Acho limitativa a redução ao quadro do surrealismo no
qual tem sido estudado. É antes um ex- ou extra-surrealista,
como Artaud, e me parece melhor situado num contexto
mais amplo, de Getrude Stein e Joyce à poesia concreta. Desde
logo, a diferença
gritante com os surrealistas. Não se enquadra na ideologia de
um projeção automática do inconsciente. Antes,
usa programaticamente a associação intervocabular, joga
em especial com as homofonias – abundantes no idioma francês,
que adotou – para suas mensagens poéticas de biolinguagem
encurralada entre o amor e a morte. Traduzi-lo é mais ou menos
impossível, sem pesadas perdas. É preciso, acima de tudo,
lê-lo e ouvi-lo no original.
Suas obras, na verdade, tiveram pouca repercussão quando saíram,
quase sempre em edições limitadas, nas décadas
1950 a 70; até então estavam circunscritas à divulgação
nos meios literários e artísticos de Bucarest. Só começaram
a ser conhecidas e reconhecidas quando reeditadas nos
anos 80. O seu “turning
point” é o livro de poemas Héros-Limite (Herói-Limite),
1953, publicado em Paris e escrito em francês, idioma em que passou
a escrever por volta dessa época. Dentre as suas obras editadas, é da
maior importiancia o CD duplo, Ghérasim Luca par Ghérasim
Luca, Edição José Corti, 2001. onde se encontra “Passionnément“.

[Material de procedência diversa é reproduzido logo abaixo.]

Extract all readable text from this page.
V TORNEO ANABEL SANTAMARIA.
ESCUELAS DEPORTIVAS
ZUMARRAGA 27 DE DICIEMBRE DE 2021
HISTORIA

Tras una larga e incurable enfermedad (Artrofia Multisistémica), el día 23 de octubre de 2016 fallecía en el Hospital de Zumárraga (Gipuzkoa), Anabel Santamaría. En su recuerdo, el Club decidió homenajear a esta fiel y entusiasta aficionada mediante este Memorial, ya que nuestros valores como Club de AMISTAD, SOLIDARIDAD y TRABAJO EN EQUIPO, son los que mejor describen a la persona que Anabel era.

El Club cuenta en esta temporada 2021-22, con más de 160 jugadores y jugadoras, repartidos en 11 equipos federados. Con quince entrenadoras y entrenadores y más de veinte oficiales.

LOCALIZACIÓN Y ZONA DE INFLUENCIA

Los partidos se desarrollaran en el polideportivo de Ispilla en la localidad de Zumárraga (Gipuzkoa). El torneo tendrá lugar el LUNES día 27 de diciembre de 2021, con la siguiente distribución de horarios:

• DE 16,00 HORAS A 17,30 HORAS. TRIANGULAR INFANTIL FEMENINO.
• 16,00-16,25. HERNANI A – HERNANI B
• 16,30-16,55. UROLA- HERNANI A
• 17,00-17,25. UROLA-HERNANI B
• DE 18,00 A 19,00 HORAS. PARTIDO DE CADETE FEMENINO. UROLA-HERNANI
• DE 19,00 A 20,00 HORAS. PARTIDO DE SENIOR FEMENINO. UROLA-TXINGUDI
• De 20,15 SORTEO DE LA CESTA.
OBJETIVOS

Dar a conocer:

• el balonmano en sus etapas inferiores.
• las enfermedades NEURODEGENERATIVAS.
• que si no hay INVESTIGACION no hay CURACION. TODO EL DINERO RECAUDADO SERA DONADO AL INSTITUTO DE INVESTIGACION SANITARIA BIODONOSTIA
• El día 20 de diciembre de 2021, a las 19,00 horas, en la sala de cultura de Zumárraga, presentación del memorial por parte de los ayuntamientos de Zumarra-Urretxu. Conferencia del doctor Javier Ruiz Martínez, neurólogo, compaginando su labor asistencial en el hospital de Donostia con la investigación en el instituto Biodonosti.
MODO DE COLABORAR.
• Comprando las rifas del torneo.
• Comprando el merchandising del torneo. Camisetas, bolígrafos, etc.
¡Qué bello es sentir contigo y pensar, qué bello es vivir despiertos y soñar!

Revelado no livro de poemas Le Chant de la Carpe (Corti, 1973),
teve uma primeira versão publicada em Amphitrite, editado
em Bucarest em 1947, segundo informa Dominique Carlat,
um entusiasta do poeta, autor do livro Ghérasim Luca, L'intempestif (Corti,
1998).
Pode-se ouvi-lo
na Internet. [clique
aqui
*]
Embora sua inquietação poética se explicite prevalentemente
na área da poesia sonora, e ainda que tenha declarado ser-lhe
difícil exprimir-se em uma linguagem visual, não deixou
ele de lado esse território de experimentação.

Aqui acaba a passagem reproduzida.